Overview
Motoneuron Influences on Muscle Atrophy in Simulated Microgravity Induced Muscle Atrophy
Principal Investigator:
Dennis R. Mosier, M.D., Ph.D.
Organization:
Baylor College of Medicine
Technical Summary
During the course of this work, a technique for S-SFEMG (stimulated single-fiber electromyography) was adapted and validated for mice, allowing in vivo measurements of neuromuscular transmission. Data from this work suggest that: (1) unloading of skeletal muscle is associated with altered transmitter release at neuromuscular junctions, ultrastructural abnormalities, and a reduced safety factor suggesting insecure neuromuscular transmission; (2) the extent and nature of these junctional alterations vary among individual hind-limb muscles, possibly relating to differences in muscle loading and/or fiber type composition; (3) the extent of junctional alterations varies with duration of hind-limb unloading; (4) unloading of skeletal muscle may be associated with increased calcium in the motoneuron terminal, which may act as a signal inducing the observed junctional alterations; and (5) altered neuromuscular junctions in unloaded muscle retain the insensitivity to acute muscle stretch typical of normal mammalian junctions. Based on our observations, we hypothesize that junctional remodeling associated with muscle atrophy may vary over time, and may, especially in combination with other physiological stresses encountered during spaceflight (e.g., hypothermia, medication effects), pose a risk of junctional transmission failure. In the mouse hind-limb unloading model, we were unable to reproduce the full range of ultrastructural changes reported in studies of space-flown animals, and therefore suggest that additional factors (especially reloading injury and/or eccentric contraction injury of atrophied muscle) may have contributed to this disparity. Our evidence to date suggests that transgenic over-expression of IGF-1 in skeletal muscle, which can induce junctional alterations in some systems and is proposed as a potential countermeasure for unloading-induced muscle atrophy, does not exacerbate junctional alterations in this model system. Finally, our preliminary data indicating alteration of intracellular calcium and of calcium-dependent processes within motoneuron terminals suggest the possibility of increasing calcium-binding protein expression as a potential countermeasure for the observed alterations of neuromuscular junctions with hind-limb unloading.

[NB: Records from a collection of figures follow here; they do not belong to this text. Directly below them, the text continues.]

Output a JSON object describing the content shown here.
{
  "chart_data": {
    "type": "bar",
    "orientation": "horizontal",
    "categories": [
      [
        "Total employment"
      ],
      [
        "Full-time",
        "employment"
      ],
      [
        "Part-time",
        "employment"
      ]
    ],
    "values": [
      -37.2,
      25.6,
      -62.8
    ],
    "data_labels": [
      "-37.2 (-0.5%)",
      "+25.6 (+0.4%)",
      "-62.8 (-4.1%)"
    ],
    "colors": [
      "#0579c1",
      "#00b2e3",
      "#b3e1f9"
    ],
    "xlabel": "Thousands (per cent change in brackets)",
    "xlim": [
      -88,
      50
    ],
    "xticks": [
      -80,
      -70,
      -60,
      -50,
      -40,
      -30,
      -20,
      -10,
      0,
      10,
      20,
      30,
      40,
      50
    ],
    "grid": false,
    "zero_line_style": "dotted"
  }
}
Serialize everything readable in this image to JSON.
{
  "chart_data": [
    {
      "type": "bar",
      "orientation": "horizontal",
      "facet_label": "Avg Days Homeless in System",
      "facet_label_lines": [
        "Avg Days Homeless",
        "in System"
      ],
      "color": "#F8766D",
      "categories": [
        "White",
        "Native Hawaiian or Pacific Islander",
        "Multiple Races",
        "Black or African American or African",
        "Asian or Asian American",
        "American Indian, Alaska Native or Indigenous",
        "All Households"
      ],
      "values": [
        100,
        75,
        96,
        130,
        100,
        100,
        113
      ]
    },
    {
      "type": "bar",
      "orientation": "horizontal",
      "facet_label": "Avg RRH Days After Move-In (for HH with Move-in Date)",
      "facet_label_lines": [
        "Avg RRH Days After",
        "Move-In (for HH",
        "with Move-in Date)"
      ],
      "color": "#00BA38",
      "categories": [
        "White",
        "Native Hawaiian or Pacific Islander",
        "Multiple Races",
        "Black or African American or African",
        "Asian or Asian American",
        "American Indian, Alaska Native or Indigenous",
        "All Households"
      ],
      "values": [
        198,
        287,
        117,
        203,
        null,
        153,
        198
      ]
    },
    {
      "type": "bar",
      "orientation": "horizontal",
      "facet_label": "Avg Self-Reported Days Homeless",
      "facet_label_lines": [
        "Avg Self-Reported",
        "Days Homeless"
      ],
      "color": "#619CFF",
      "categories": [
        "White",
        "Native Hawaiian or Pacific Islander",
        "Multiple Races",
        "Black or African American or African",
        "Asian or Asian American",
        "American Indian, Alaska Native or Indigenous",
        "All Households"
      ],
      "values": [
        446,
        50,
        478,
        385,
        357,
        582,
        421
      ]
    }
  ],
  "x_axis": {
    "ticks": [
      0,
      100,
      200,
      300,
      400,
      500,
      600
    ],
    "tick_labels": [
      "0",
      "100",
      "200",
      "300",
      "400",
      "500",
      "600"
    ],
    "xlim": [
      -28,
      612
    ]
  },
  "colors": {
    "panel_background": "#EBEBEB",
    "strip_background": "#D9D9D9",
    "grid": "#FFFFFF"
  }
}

Our comprehensive approach using electrophysiologic and ultrastructural techniques is being extended to determine the junctional effects and tolerability of transgenic overexpression of a calcium-binding protein, parvalbumin, and to determine whether parvalbumin overexpression can ameliorate motoneuron dysfunction and/or muscle atrophy in mouse models of muscle atrophy and of neuromuscular diseases. Data obtained from this study will be useful in defining the anatomic and physiologic consequences to motoneurons of manipulations which induce muscle atrophy, and will aid in designing further experiments to determine the mechanisms influencing motor unit dysfunction occurring during space travel. Information from this study will be of value to the design and refinement of countermeasures aimed at ameliorating the deleterious effects of microgravity on human motor performance. The results of this work may also provide new insights into important clinical problems such as mechanisms influencing motoneuron dysfunction in devastating degenerative illnesses such as amyotrophic lateral sclerosis, muscle and motor nerve injury encountered in critical care settings, and the design of therapies to retard or prevent muscle atrophy produced by disuse or spinal cord injury.